What if the Four Fallen had grievously wounded Kovo or Gerathon (or perhaps both), in such a way that the results are visible in the time of the Second Devourer War and strike fear in the hearts of their soldiers? I think it would be cool if the two traitors, despite having survived the event that eliminated the Four, are permanently disfigured and only dull echoes of their former glory. Can you imagine if Gerathon's hood was torn to shreds by Uraza, her once beautiful scales marred by claw wounds that Tellun cursed to fester and rot? Or if part of Kovo's face was mutilated by Briggan's fangs and covered in scar tissue, with Essix's talon marks stretching across his shoulders, bare where the fur never grew back? They lived, but at the cost of being forever marked by the brethren they slew.
They should have explained the Fall of the Four by establishing that a Great Beast can only be killed by another. Gerathon killed Uraza and Jhi with her venomous bite, Kovo ripped Briggan and Essix apart with his bare hands. No human blade could have felled them -- it was going against two of their own that resulted in their downfall. The fact it came to this is a great tragedy. Once, Briggan, Uraza, Jhi and Essix lived peacefully, even happily, with Kovo and Gerathon. They were brethren, forged by the same catastrophe; survivors who found comfort in one another (or so I like to believe). They would have walked beside each other for eons. They should never have met in battle. And when they did, they discovered they could destroy one another. This could be one reason as to why the remaining Great Beasts retreated into isolation and did not commune for hundreds of years -- perhaps, for the first time, they were afraid of each other.
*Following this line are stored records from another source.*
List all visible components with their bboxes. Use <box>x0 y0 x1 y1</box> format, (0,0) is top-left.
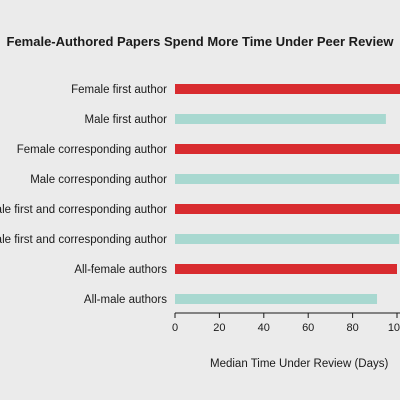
x-tick-label-3: 60 <box>302 322 314 334</box>
x-axis-ticks: 0 20 40 60 80 100 <box>172 313 400 334</box>
chart-title: Female-Authored Papers Spend More Time U… <box>7 34 395 49</box>
bar-0 <box>175 84 400 94</box>
category-label-4: Female first and corresponding author <box>0 204 167 216</box>
bar-1 <box>175 114 386 124</box>
category-label-3: Male corresponding author <box>30 174 167 186</box>
category-label-5: Male first and corresponding author <box>0 234 167 246</box>
category-label-6: All-female authors <box>74 264 167 276</box>
bars-group <box>175 84 400 304</box>
bar-3 <box>175 174 400 184</box>
x-tick-label-5: 100 <box>388 322 400 334</box>
x-tick-label-1: 20 <box>213 322 225 334</box>
x-tick-label-4: 80 <box>346 322 358 334</box>
bar-4 <box>175 204 400 214</box>
category-labels: Female first author Male first author Fema… <box>0 84 167 306</box>
category-label-2: Female corresponding author <box>17 144 167 156</box>
x-tick-label-2: 40 <box>258 322 270 334</box>
category-label-7: All-male authors <box>84 294 167 306</box>
bar-6 <box>175 264 397 274</box>
category-label-1: Male first author <box>85 114 168 126</box>
category-label-0: Female first author <box>71 84 167 96</box>
bar-2 <box>175 144 400 154</box>
x-axis-label: Median Time Under Review (Days) <box>210 358 388 370</box>
x-tick-label-0: 0 <box>172 322 178 334</box>
bar-5 <box>175 234 400 244</box>
bar-7 <box>175 294 378 304</box>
In The Book of Shane, Shane reveals that Feliandor's grave is only symbolic because "when the Greencloaks had finished with him, there hadn't been enough left of him to bury". This might be one of the most haunting sentences in the series. In A Revised History of Erdas, they dismembered him and paraded his head around, then burned him to ash. Some say Tembo kept the skull and hid it somewhere in the newly built Greenhaven, but Tembo himself denied these claims. (Meilin once searched the castle for the skull, to no avail.)
I personally would have liked to know more about the genocide of Stetriol (if it truly happened) and who took over as ruler after Feliandor. All my thinking about it led me to draft some plans for a novella about Feliandor's successor and what happened in Stetriol after the defeat of the Conquerors. His name is Lysander. He is the cousin of Feliandor and the direct ancestor of the present-day royal family, including Shane. I'm still figuring him out, but I think y'all will like him.
I also think now would be the proper time to mention that in ARHoE, Essix gets a longer chapter where she bonds with a human like the other three. I haven't decided on the boy's name, but he is Amayan and has a jackrabbit spirit animal. He is bright, spirited and adventurous. The eldest son of the chief, but all of 16 at the war's end, he successfully convinces Essix to fight on the side of the Marked resistance. He is full of wonder and respect for nature, Essix most of all, and she finds herself warming up to him. She likes him enough to let him ride on her back and see the world he so loves from miles above, delighting in the way he spreads his arms and whoops into the wind. Essix, who is able to read souls, looks at him and sees something special in him. He is destined to do great things. This future of his is dashed when he dies in the Great Battle, though, cut down by some nameless soldier, just a boy with all the life and hope gone out of his eyes as Essix cradles him in her talons. She mourns him for a moment, then steels her heart and renews the charge.